Desmond Loh, a portfolio manager at JPMorgan Asset Management, was cited in an April 3 CNBC report as saying that Southeast Asia is "relatively insulated" from rising geopolitical tensions in Europe, as Russia and Ukraine account for less than 1% of regional exports in the subregion.
Loh further noted that "strong commodity prices have also been beneficial for export earnings in Indonesia as well as the country's trade balance, and that's set to support the Indonesian rupiah as well as the nearer-term growth outlook in Indonesia."
Meanwhile, Malaysia was hailed the most attractive emerging Southeast Asian economy to investors by the Milken Institute.

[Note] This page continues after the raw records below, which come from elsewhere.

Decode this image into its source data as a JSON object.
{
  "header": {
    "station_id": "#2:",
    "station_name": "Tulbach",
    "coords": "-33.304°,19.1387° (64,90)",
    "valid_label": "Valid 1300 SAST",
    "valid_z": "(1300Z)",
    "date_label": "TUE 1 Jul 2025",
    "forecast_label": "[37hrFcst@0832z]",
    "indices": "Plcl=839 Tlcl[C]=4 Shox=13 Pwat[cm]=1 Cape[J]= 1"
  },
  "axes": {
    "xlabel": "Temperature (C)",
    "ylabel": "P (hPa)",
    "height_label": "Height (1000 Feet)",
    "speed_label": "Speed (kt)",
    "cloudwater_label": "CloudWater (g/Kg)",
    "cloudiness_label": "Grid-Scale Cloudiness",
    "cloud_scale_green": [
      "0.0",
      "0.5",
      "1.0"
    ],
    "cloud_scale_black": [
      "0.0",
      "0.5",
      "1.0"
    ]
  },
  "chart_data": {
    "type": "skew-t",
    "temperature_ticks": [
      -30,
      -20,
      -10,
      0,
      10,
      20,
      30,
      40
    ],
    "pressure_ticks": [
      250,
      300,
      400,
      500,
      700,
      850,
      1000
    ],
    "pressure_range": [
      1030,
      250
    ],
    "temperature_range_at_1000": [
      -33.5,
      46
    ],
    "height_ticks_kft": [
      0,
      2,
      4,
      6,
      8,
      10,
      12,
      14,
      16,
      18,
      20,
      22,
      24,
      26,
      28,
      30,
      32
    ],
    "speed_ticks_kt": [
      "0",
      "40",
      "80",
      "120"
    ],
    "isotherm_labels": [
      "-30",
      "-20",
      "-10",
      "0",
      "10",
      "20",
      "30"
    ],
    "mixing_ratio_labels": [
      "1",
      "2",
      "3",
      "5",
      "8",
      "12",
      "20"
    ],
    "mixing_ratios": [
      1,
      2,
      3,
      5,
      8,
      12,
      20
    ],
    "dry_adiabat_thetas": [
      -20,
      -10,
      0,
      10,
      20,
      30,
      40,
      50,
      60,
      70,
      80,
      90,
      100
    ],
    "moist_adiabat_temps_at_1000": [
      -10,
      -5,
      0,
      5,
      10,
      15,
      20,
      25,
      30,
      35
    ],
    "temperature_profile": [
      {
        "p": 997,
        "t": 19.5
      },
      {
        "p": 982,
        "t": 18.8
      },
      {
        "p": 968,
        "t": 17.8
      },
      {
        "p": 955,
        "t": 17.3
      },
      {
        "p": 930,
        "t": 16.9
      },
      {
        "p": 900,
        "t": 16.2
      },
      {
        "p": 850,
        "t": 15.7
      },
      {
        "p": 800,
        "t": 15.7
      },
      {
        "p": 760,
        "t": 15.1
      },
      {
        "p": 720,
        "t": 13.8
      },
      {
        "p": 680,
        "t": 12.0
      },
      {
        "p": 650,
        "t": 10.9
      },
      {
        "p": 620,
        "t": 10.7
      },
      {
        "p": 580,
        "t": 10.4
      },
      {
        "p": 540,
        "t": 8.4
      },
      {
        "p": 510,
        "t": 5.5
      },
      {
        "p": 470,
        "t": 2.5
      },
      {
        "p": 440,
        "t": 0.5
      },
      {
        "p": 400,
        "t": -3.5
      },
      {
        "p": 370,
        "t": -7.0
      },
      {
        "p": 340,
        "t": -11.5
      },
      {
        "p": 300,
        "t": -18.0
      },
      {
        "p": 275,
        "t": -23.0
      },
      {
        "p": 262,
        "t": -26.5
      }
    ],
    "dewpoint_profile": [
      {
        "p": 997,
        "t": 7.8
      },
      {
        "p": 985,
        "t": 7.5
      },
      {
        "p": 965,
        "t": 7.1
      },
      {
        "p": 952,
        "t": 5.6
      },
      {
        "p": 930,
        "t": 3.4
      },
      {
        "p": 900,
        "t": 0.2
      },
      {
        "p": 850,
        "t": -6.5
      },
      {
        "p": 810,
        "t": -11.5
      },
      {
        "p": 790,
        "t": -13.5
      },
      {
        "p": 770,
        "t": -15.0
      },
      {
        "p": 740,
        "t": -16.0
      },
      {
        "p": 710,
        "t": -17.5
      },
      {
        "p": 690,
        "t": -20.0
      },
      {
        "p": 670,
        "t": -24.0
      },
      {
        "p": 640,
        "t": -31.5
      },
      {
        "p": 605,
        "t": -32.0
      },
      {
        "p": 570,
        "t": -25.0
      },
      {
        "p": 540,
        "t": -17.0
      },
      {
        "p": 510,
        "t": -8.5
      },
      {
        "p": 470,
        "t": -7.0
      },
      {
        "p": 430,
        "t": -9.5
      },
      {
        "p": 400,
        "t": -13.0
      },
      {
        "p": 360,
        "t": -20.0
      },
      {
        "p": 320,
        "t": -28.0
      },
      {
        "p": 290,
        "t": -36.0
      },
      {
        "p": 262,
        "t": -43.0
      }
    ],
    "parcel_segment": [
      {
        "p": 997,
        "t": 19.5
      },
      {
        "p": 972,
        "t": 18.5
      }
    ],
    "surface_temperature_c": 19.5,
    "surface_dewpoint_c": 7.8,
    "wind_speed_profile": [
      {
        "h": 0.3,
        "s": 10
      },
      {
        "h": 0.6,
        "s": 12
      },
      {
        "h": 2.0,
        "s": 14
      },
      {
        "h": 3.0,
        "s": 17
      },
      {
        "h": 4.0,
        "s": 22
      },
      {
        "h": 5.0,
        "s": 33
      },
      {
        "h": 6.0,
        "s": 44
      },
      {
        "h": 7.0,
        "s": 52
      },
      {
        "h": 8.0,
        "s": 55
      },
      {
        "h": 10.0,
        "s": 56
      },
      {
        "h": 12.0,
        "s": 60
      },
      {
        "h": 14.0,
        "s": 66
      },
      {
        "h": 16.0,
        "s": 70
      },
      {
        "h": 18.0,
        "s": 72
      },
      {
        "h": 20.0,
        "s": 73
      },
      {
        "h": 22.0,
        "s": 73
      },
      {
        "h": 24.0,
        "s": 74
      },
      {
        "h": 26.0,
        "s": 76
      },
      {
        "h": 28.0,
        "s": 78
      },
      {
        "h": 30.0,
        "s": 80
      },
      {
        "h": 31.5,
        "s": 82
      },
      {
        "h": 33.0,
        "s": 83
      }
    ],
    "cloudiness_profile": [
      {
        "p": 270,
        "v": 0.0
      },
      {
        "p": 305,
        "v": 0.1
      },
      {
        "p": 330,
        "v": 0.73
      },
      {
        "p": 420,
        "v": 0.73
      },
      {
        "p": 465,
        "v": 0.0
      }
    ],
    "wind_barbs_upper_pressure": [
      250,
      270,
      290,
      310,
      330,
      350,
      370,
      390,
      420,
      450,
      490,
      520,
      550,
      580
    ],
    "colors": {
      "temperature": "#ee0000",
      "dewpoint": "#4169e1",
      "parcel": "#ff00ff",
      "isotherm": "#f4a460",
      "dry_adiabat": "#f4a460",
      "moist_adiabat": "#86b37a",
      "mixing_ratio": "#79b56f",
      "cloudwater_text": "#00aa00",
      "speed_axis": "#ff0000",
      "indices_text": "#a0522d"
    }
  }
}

In its 2022 Global Opportunity Index, the think tank stated that the country outperformed six other emerging economies in categories such as relatively business-friendly institutional framework and deep financial services sector with Malaysia being home to Asia's third-largest bond market. In the same index, Indonesia ranked third.
As Indonesia and Malaysia absorb capital, the last nine months saw roughly $35.6 billion of equity and debt leaving India, fueling worries about existing cracks in the country's financial sector and the potential worsening of its overall macroeconomic instability.
The latest sell-off episode by foreign portfolio investors (FPIs) in the country marks the fifth time a similar major event happened and ended India's outperformance against Asian markets in the height of the COVID-19 pandemic, according to London's Financial Times.
The Wire noted that South Korea, Indonesia, the Philippines and Taiwan, have also experienced large FPI outflows in recent months. The situation is even more detrimental for poor and developing countries as the sell-offs could worsen already limited fiscal spaces and prompt those economies to issue debt denominated in their own currency.